In sum, findings from the current study joined clinical theory with modern measurement theory, empirically demonstrating that headache severity can be modeled as an unobserved latent construct that gives rise to the observed symptoms. IRT was then applied to provide a valid and reliable means for scoring HDS across a variety of research settings. Our hope is that this work serves as foundational basis for better understanding the complexity of headache as symptom-based condition.
Key findings
Modern psychometric methods support the measurement of headache day severity (HDS) by combining multiple correlated features into a single, robust score. HDS scores were shown to predict several clinical outcomes including of physician and emergency department visits as well as missed school/work, household work, and other activities. IRT model-based HDS scoring can be applied to longitudinal data from headache diaries for clinical and research use.
Footnotes
Declaration of conflicting interests
The authors declared the following potential conflicts of interest with respect to the research, authorship, and/or publication of this article: JS McGinley has received funding, research support, salary, or other compensation from Vector Psychometric Group LLC (Employment), Amgen, Inc. (Research Support), Cephalalgia (Biostatistics Editor), and the National Headache Foundation (Research Support). Carrie R Houts has received salary from Vector Psychometric Group, LLC (Employment). RJ Wirth has received salary or other compensation from Vector Psychometric Group, LLC (Management Position) and Cephalalgia (Biostatistics Editor). RB Lipton holds stock options in Biohaven Holdings and CtrlM Health. He serves as consultant, advisory board member, has received honoraria from or research support from: Abbvie (Allergan), American Academy of Neurology, American Headache Society, Amgen, Biohaven, Biovision, Boston, Dr Reddy’s (Promius), Electrocore, Eli Lilly, eNeura, Equinox, GlaxoSmithKline, Grifols, Lundbeck (Alder), Merck, Pernix, Pfizer, Teva, Vector and Vedanta.
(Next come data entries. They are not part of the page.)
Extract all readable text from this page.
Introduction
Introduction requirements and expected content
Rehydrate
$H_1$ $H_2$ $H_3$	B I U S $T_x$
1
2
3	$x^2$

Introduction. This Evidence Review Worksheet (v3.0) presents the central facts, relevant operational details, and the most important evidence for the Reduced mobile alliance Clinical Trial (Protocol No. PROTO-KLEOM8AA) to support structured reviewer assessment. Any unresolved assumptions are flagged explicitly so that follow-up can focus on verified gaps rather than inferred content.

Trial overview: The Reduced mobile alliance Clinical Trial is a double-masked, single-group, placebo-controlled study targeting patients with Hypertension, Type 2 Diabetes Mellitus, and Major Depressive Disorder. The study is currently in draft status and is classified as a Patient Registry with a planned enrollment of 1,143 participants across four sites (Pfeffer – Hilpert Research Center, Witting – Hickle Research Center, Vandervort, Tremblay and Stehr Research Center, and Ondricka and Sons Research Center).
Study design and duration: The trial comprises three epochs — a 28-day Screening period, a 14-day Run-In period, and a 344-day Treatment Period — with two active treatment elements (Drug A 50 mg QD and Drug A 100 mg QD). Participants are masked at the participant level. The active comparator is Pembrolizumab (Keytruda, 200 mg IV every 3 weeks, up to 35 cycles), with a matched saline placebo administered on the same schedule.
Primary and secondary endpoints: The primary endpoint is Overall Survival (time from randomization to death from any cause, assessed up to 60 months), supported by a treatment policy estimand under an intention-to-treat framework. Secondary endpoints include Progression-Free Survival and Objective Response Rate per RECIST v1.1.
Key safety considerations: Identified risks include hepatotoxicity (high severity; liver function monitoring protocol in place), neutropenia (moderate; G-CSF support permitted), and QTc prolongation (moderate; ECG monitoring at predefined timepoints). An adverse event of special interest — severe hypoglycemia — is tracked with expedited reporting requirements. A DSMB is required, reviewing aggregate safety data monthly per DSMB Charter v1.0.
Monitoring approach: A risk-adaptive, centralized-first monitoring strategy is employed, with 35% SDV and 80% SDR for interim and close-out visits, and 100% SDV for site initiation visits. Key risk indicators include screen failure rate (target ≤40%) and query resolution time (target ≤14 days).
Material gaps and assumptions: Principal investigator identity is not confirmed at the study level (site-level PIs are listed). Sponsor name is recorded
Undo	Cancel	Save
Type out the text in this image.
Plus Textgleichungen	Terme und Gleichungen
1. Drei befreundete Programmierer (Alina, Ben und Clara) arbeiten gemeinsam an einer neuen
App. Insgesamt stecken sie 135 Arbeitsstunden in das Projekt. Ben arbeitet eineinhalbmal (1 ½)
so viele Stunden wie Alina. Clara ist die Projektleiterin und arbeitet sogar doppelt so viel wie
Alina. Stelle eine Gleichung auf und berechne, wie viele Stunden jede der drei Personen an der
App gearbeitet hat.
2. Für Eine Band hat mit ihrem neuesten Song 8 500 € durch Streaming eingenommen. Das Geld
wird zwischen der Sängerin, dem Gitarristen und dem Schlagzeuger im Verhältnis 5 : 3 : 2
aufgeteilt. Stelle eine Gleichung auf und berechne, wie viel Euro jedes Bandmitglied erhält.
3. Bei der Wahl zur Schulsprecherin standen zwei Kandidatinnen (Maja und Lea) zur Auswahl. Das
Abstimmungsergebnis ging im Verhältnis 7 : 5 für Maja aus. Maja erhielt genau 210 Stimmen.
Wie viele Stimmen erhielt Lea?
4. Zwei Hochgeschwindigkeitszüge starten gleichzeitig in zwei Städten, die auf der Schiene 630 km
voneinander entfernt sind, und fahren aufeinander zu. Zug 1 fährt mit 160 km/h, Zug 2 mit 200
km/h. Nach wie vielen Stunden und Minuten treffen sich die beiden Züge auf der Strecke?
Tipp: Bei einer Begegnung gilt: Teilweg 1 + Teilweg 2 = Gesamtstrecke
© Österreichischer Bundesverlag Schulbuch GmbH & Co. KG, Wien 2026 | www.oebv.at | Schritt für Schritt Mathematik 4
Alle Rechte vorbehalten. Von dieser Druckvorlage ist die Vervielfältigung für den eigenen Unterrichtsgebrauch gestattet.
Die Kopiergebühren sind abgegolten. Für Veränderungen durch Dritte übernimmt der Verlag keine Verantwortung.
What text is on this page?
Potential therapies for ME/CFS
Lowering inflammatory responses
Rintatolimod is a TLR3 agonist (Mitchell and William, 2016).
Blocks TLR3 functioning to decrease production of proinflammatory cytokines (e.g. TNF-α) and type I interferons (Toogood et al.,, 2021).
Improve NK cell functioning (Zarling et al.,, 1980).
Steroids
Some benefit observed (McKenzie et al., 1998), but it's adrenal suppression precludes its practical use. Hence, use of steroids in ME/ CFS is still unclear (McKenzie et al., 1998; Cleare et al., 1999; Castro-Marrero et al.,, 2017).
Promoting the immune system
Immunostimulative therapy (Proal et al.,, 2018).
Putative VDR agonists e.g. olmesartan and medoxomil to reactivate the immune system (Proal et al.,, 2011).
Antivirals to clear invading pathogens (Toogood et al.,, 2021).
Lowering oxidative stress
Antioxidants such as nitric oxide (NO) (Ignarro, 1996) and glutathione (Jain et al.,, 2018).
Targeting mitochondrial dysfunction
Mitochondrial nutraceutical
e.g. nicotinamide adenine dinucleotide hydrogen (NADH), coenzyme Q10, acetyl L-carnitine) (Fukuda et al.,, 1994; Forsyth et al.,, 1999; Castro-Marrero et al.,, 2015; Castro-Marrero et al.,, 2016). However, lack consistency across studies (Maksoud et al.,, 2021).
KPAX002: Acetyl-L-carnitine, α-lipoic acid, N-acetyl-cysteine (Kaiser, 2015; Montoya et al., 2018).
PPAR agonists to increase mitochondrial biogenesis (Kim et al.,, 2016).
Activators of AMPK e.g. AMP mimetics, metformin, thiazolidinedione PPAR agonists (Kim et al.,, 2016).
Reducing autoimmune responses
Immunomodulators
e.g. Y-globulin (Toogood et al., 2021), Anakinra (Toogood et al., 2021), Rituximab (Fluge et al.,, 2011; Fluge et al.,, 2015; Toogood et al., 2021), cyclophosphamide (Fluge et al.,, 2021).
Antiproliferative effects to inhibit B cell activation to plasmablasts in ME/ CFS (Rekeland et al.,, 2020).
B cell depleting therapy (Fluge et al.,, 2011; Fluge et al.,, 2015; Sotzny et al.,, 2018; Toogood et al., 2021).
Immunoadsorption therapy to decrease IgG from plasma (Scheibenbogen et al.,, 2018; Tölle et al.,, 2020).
He receives research support from the NIH and the FDA.
Funding
The authors disclosed receipt of the following financial support for the research, authorship, and/or publication of this article: This study was funded by Amgen, Inc. through the Competitive Grant Program in Migraine Research, which is an independently-reviewed competitive grant program supported by Amgen to fund innovative research advancing the medical knowledge of migraine. The sponsor did not interact with the authors regarding any aspect of the design, analysis, or interpretation of this study. The authors made the final decision to submit the manuscript for publication.